Height: 3-17 ft (0.9-5.1 m).
Leaf: alternate, dull green, pinnately compound, 4-12 in (10-30 cm) long; 9-27 leaflets, oblong to elliptic, spine-tipped, to 2 in (5 cm) long and 1 in (2.5 cm) wide.
Flower: purple to dark blue, with one petal, 0.25 in (6 mm) long, and 10 protruding yellow stamens; held in crowded terminal spike, 3-8 in (7.5-20 cm) long.
Fruit: small pod, curved, 0.3 in (8 mm) long.

Flower April to July.

Flower May (in south); June - July (in north)

Habitat Moist: wet meadows, stream banks, shore lines, ditches, floodplains, wet woods; also cultivated as an ornamental.

Range Native to the southeast and plains states, naturalized to the north and west; now found from Manitoba to Quebec, and throughout the lower 48 states, except for Nevada and Montana.

Discussion Also called desert false indigo, false indigo, bastard indigobush, indigobush.
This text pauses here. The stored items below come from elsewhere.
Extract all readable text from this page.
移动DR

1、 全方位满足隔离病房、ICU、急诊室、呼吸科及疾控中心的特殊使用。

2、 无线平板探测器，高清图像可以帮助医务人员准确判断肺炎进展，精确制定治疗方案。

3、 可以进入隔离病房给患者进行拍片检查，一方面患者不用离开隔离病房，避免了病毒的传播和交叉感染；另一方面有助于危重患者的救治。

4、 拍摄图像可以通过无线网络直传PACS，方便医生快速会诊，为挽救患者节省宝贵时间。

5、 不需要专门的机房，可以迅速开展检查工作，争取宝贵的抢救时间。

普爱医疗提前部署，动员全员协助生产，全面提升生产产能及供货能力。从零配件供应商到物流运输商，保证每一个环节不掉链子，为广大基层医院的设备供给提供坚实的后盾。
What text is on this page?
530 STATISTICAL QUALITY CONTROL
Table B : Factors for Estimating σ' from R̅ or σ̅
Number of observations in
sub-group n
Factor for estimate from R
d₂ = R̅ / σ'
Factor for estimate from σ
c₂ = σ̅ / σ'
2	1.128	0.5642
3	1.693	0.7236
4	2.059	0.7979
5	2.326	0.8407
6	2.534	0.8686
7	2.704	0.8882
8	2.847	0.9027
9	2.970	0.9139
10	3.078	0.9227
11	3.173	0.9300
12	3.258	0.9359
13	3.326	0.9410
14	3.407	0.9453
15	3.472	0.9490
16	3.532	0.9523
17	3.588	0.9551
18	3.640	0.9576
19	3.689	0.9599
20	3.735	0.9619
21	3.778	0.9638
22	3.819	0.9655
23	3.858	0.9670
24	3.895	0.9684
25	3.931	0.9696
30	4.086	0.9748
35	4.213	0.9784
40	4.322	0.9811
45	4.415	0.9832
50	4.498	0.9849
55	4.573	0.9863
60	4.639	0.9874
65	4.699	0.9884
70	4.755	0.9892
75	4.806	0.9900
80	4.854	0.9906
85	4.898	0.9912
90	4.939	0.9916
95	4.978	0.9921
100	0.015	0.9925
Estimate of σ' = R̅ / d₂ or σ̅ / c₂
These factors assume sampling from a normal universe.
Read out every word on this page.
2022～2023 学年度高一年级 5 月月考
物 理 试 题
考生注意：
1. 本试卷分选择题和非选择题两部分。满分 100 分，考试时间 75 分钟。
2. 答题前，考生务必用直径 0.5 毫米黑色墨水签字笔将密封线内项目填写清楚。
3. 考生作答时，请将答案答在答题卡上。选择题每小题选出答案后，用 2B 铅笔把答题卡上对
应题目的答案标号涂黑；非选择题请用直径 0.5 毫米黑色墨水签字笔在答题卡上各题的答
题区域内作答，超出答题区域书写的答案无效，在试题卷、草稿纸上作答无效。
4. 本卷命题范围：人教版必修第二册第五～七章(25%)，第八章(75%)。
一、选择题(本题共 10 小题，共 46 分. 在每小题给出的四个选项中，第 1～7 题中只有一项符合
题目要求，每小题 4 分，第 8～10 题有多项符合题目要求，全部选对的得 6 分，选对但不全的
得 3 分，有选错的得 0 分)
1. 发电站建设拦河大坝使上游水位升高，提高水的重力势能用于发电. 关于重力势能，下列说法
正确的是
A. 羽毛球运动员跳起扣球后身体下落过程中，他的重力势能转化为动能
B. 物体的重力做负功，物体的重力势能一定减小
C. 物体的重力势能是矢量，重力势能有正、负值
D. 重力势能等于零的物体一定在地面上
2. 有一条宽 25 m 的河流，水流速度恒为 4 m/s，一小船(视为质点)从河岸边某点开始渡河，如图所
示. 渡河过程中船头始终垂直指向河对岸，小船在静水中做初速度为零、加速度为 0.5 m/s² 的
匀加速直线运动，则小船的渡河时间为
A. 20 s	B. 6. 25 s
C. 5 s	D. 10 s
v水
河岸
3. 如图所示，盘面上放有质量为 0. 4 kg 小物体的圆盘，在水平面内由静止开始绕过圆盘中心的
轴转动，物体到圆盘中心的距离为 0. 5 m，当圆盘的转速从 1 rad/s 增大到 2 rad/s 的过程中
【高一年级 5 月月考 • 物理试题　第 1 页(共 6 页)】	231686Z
Considered weedy or invasive in many locations; listed as invasive or noxious in Connecticut and Washington.

Comments Pruning of lower branches results in a nicely-shaped, small tree. Nutrient-poor soil restricts legginess and enhances floral display. This very flood tolerant species is effective for erosion control along waterways. It spreads easily and can become weedy. Like other members of the pea family, this plant requires the presense of microorganisms which inhabit nodules on the plant's root system and produce nitrogen compounds necessary for the plant's survival. Soil/seed inoculum is available at most native plant nurseries.

Exposure Preference Sun to shade.

Native Distribution New Jersey to s.e. Wisconsin, Minnesota, Saskatchewan & Wyoming, s. to Florida, Texas & n. Mexico,S. California to New Mexico & adjacent Mexico

Site Preference Stream & pond edges; open woods; roadsides, canyons

Soil Preference Moist soils to dry sands. pH adaptable.